A further concern relating to the use of formulae derived from skeletal size in deceased children for age estimation is mortality bias. The growth of children who die prematurely may not be representative of their living counterparts as children who experience stunted growth also have a greater probability of dying. As a result, skeletal samples tend to include a disproportionate number of stunted children [51]. Consequently, the formulae provided here may reflect an overestimation of the growth deficit in an already deprived population. This will be less of a concern in archaeological remains, since in this case children will also have died prematurely from natural causes, whereas child remains in forensic investigations are found more commonly in circumstances where a violent death has occurred.

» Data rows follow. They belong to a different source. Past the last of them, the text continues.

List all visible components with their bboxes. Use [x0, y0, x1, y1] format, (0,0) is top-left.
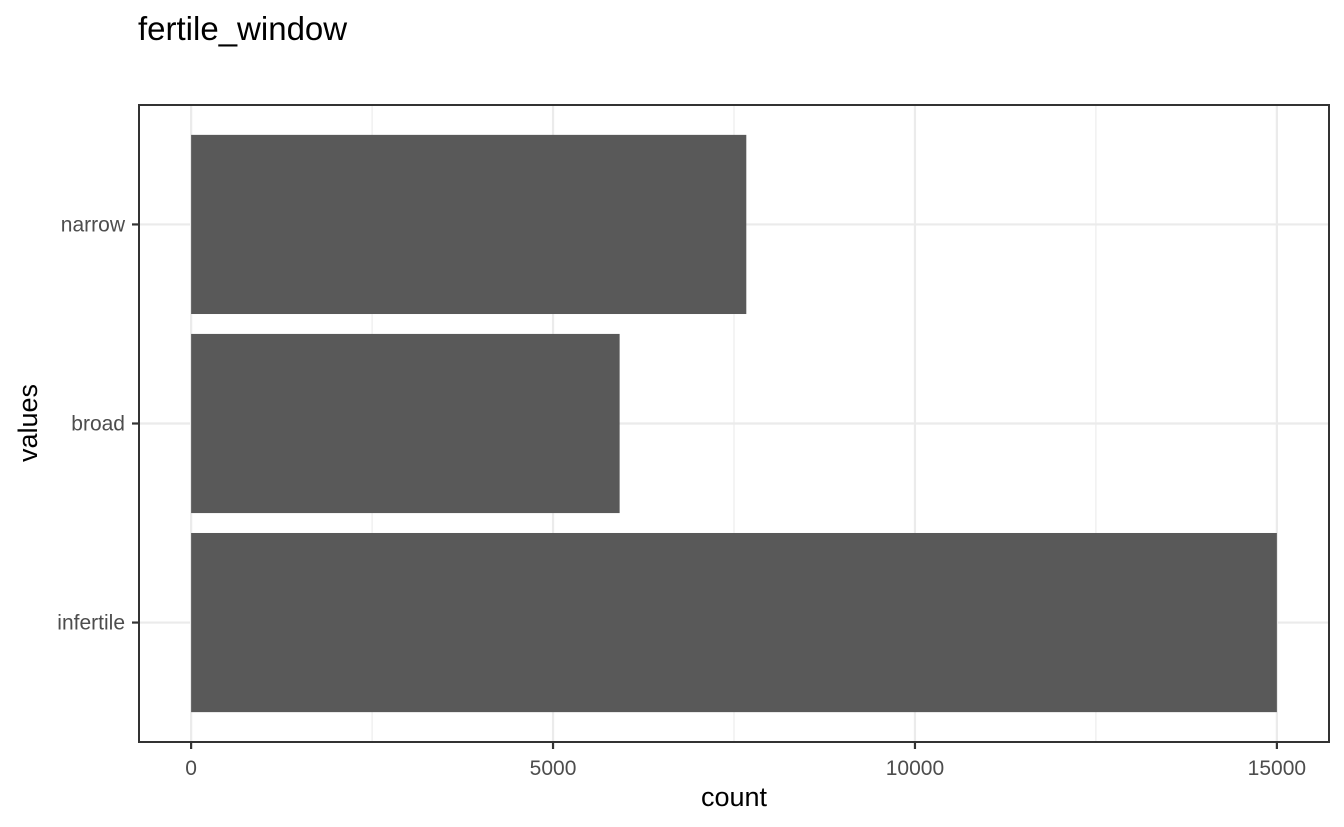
bars — [191, 134, 1277, 713]
x-axis-title: count — [701, 782, 768, 812]
y-tick-label: narrow — [61, 213, 126, 236]
bar-broad — [191, 333, 620, 514]
y-axis-title: values — [13, 384, 43, 462]
bar-infertile — [191, 532, 1277, 713]
x-axis: 0 5000 10000 15000 — [185, 742, 1306, 780]
chart-title: fertile_window — [138, 10, 347, 47]
y-axis: infertile broad narrow — [57, 213, 139, 635]
x-tick-label: 5000 — [530, 757, 577, 780]
y-tick-label: broad — [71, 413, 125, 436]
x-tick-label: 10000 — [886, 757, 944, 780]
bar-narrow — [191, 134, 747, 315]
x-tick-label: 0 — [185, 757, 197, 780]
x-tick-label: 15000 — [1248, 757, 1306, 780]
y-tick-label: infertile — [57, 612, 125, 635]
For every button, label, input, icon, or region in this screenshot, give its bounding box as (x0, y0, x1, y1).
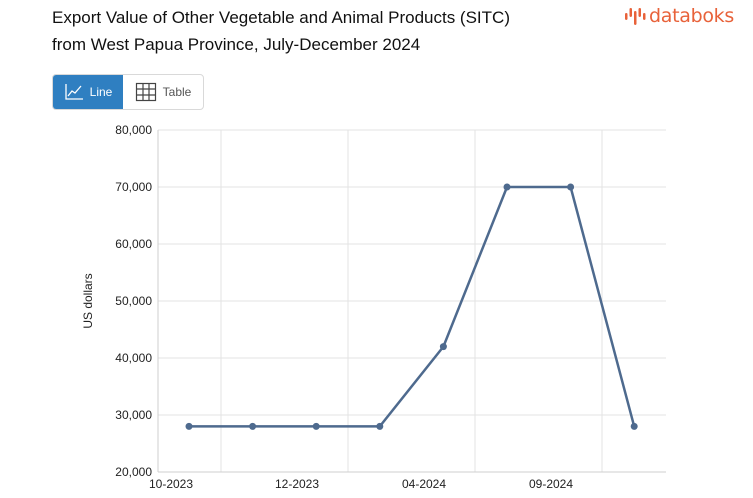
y-tick-label: 30,000 (115, 408, 152, 422)
table-grid-icon (135, 82, 156, 102)
data-point (503, 183, 511, 191)
table-view-button[interactable]: Table (123, 75, 203, 109)
x-tick-label: 10-2023 (149, 477, 193, 491)
y-tick-label: 50,000 (115, 294, 152, 308)
x-tick-label: 09-2024 (529, 477, 573, 491)
logo-text: databoks (649, 5, 734, 27)
title-line-2: from West Papua Province, July-December … (52, 35, 421, 54)
chart-title: Export Value of Other Vegetable and Anim… (52, 4, 612, 58)
line-view-button[interactable]: Line (53, 75, 123, 109)
databoks-logo: databoks (624, 2, 734, 30)
data-point (567, 183, 575, 191)
data-point (376, 422, 384, 430)
title-line-1: Export Value of Other Vegetable and Anim… (52, 8, 510, 27)
data-point (312, 422, 320, 430)
y-tick-label: 20,000 (115, 465, 152, 479)
table-view-label: Table (162, 85, 192, 99)
y-tick-label: 60,000 (115, 237, 152, 251)
y-tick-label: 80,000 (115, 123, 152, 137)
x-tick-label: 04-2024 (402, 477, 446, 491)
data-point (630, 422, 638, 430)
y-tick-label: 40,000 (115, 351, 152, 365)
x-tick-label: 12-2023 (275, 477, 319, 491)
y-axis-title: US dollars (81, 273, 95, 328)
data-point (185, 422, 193, 430)
data-point (249, 422, 257, 430)
line-view-label: Line (89, 85, 113, 99)
data-point (439, 343, 447, 351)
y-tick-label: 70,000 (115, 180, 152, 194)
line-chart-icon (65, 84, 83, 100)
view-toggle: Line Table (52, 74, 204, 110)
series-line (187, 185, 636, 428)
logo-bars-icon (625, 8, 646, 25)
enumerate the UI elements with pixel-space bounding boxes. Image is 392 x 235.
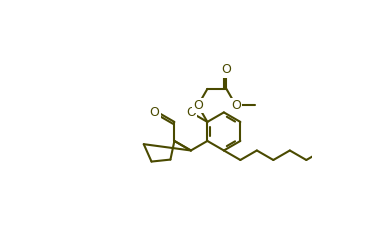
Text: O: O	[186, 106, 196, 119]
Text: O: O	[221, 63, 231, 76]
Text: O: O	[231, 99, 241, 112]
Text: O: O	[193, 99, 203, 112]
Text: O: O	[149, 106, 160, 119]
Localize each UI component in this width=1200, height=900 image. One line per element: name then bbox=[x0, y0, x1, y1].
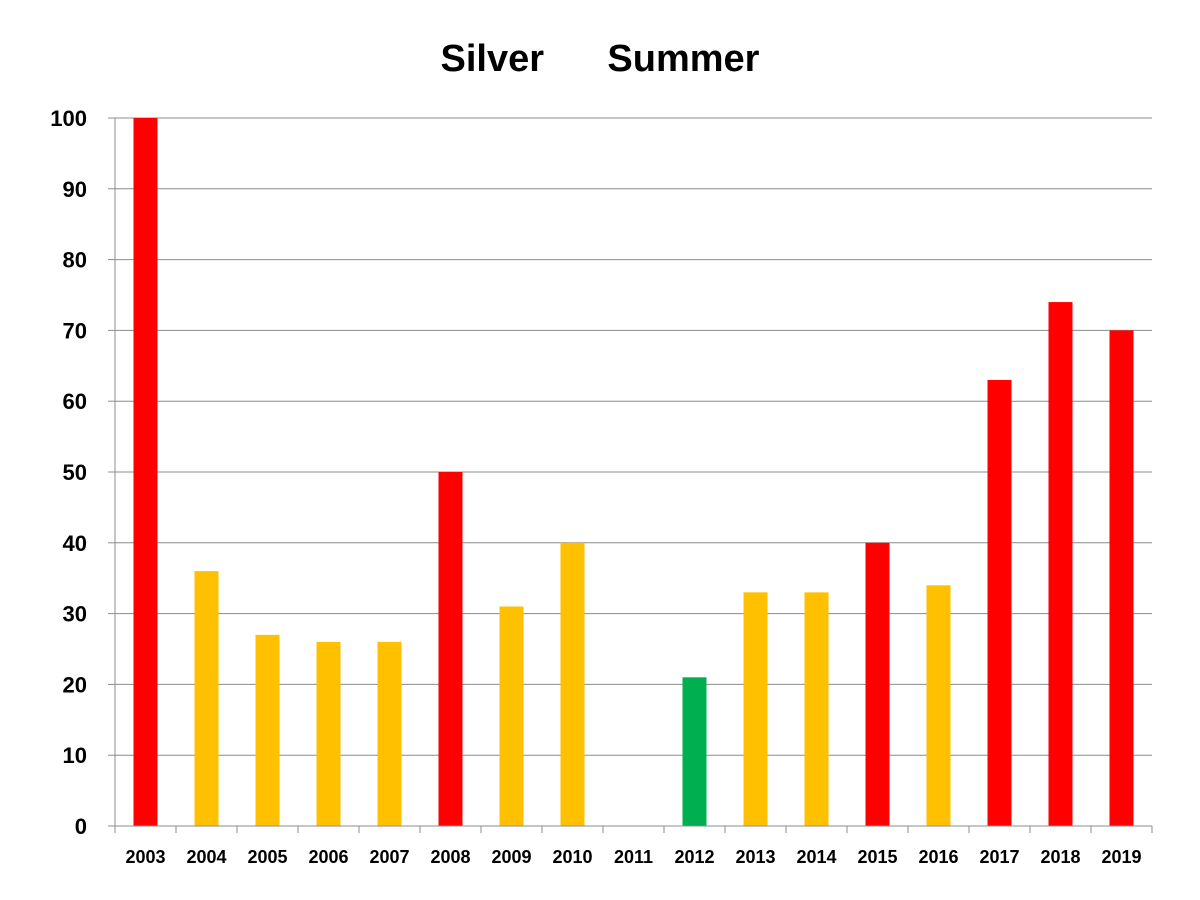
x-tick-label: 2015 bbox=[857, 847, 897, 867]
bar-2016 bbox=[926, 585, 951, 826]
y-tick-label: 50 bbox=[63, 460, 87, 485]
x-tick-label: 2014 bbox=[796, 847, 836, 867]
bar-2009 bbox=[499, 606, 524, 826]
bar-2012 bbox=[682, 677, 707, 826]
y-tick-label: 80 bbox=[63, 248, 87, 273]
x-tick-label: 2003 bbox=[125, 847, 165, 867]
x-tick-label: 2009 bbox=[491, 847, 531, 867]
y-tick-label: 70 bbox=[63, 318, 87, 343]
bar-2019 bbox=[1109, 330, 1134, 826]
bar-2013 bbox=[743, 592, 768, 826]
y-tick-label: 40 bbox=[63, 531, 87, 556]
x-tick-label: 2011 bbox=[614, 847, 653, 867]
bar-2006 bbox=[316, 641, 341, 826]
x-tick-label: 2008 bbox=[430, 847, 470, 867]
x-tick-label: 2010 bbox=[552, 847, 592, 867]
x-tick-label: 2004 bbox=[186, 847, 226, 867]
chart-title: Silver Summer bbox=[440, 38, 760, 80]
x-tick-label: 2006 bbox=[308, 847, 348, 867]
y-tick-label: 10 bbox=[63, 743, 87, 768]
y-tick-label: 90 bbox=[63, 177, 87, 202]
x-tick-label: 2017 bbox=[979, 847, 1019, 867]
y-tick-label: 60 bbox=[63, 389, 87, 414]
y-tick-label: 30 bbox=[63, 602, 87, 627]
x-tick-label: 2012 bbox=[674, 847, 714, 867]
x-tick-label: 2019 bbox=[1101, 847, 1141, 867]
x-tick-label: 2018 bbox=[1040, 847, 1080, 867]
x-tick-label: 2005 bbox=[247, 847, 287, 867]
x-tick-label: 2007 bbox=[369, 847, 409, 867]
bar-2015 bbox=[865, 542, 890, 826]
x-tick-label: 2013 bbox=[735, 847, 775, 867]
bar-2014 bbox=[804, 592, 829, 826]
bar-2008 bbox=[438, 472, 463, 826]
y-tick-label: 100 bbox=[50, 106, 87, 131]
bar-2007 bbox=[377, 641, 402, 826]
bar-2005 bbox=[255, 634, 280, 826]
bar-2017 bbox=[987, 379, 1012, 826]
y-tick-label: 0 bbox=[75, 814, 87, 839]
bar-2010 bbox=[560, 542, 585, 826]
bar-2003 bbox=[133, 118, 158, 826]
y-tick-label: 20 bbox=[63, 672, 87, 697]
bar-2004 bbox=[194, 571, 219, 826]
x-tick-label: 2016 bbox=[918, 847, 958, 867]
bar-2018 bbox=[1048, 302, 1073, 827]
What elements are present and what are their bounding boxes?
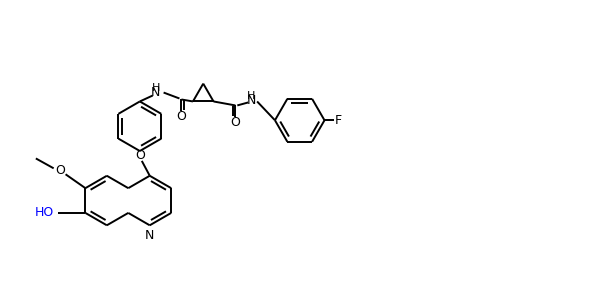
- Text: N: N: [246, 94, 256, 107]
- Text: HO: HO: [35, 206, 53, 219]
- Text: O: O: [135, 150, 144, 163]
- Text: N: N: [145, 229, 154, 242]
- Text: H: H: [247, 91, 256, 101]
- Text: O: O: [177, 110, 186, 123]
- Text: N: N: [151, 86, 160, 99]
- Text: O: O: [231, 116, 240, 129]
- Text: H: H: [152, 82, 160, 93]
- Text: O: O: [56, 164, 66, 177]
- Text: F: F: [335, 114, 342, 127]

For reasons similar to those discussed above, Facchini and Veschi’s [23] and Rissech and coworkers’ [2426] formulae will not provide reliable estimates of age in modern immature skeletal remains from Western Europe, and in particular from the Iberian Peninsula as argued by Rissech and coworkers [25]. Rissech and coworkers [25] assert that their formulae are valid for forensic age estimation in modern children because they did not detect delayed growth in their series compared with modern growth models. They further argued that the homogeneity observed in the maximum length of the adult femur, between their series and the Spanish documented skeletal collection of the Universidad Autonoma de Barcelona (UAB) [24] implied a lack of growth deficit in their subadult series. However the adults in the UAB collection were born between 1892 and 1959 [24], making them of the same birth cohort of the Lisbon collection children. As a result, they are likely to have experienced similar deficit during growth as the Lisbon sample, resulting in smaller adult size than would have been attained in modern adults. Given the secular effects discussed above, European children are considerably taller today than they were 50 or 100 years ago. Spanish children, in particular, are among the Europeans who have experienced the greatest secular increase in height since the middle of the twentieth century, about 2.4 cm/decade [48, 52]. Unfortunately, Rissech and coworkers’ [2426] have incorrectly asserted their samples as appropriate for use in a modern Iberian or Western European forensic context. This provides a cautionary note against assumptions of temporal continuity in skeletal growth in populations when using cemetery collections of identified human skeletons to represent present-day populations, as secular trends must be considered.

Conclusions

The long bone lengths collected in this study are derived from one of the largest assemblages of known sex and age immature skeletons presently available, not only in terms of overall size but because the entire age range is reasonably well represented. Analysis of these data demonstrates that inverse calibration is an inappropriate approach for developing age estimation formulae and that it should be abandoned when modeling age and a skeletal indicator of age, even in immature skeletal remains. The classical calibration models presented here provide a series of new formulae for age estimation from the diaphyseal length of the long bones that can be potentially used in a variety of contexts. The long bone growth rates in the study sample are lower than those of the modern Western industrialized nations which have undergone considerable secular change because of improved living standards. As a result, the formulae cannot be reliably applied to forensic cases involving recent children, but can possibly provide the best available estimates when children from developing countries are involved or children from poor communities in developed nations. The formulae can also be used in archaeological populations where long bone growth rates in children are similar those in England in the eighteenth to nineteenth centuries and Portugal in the early twentieth century. Previously published formulae for age estimation from long bone lengths have provided unsatisfying results due to failure to consider secular trends and inappropriate statistical treatment of data.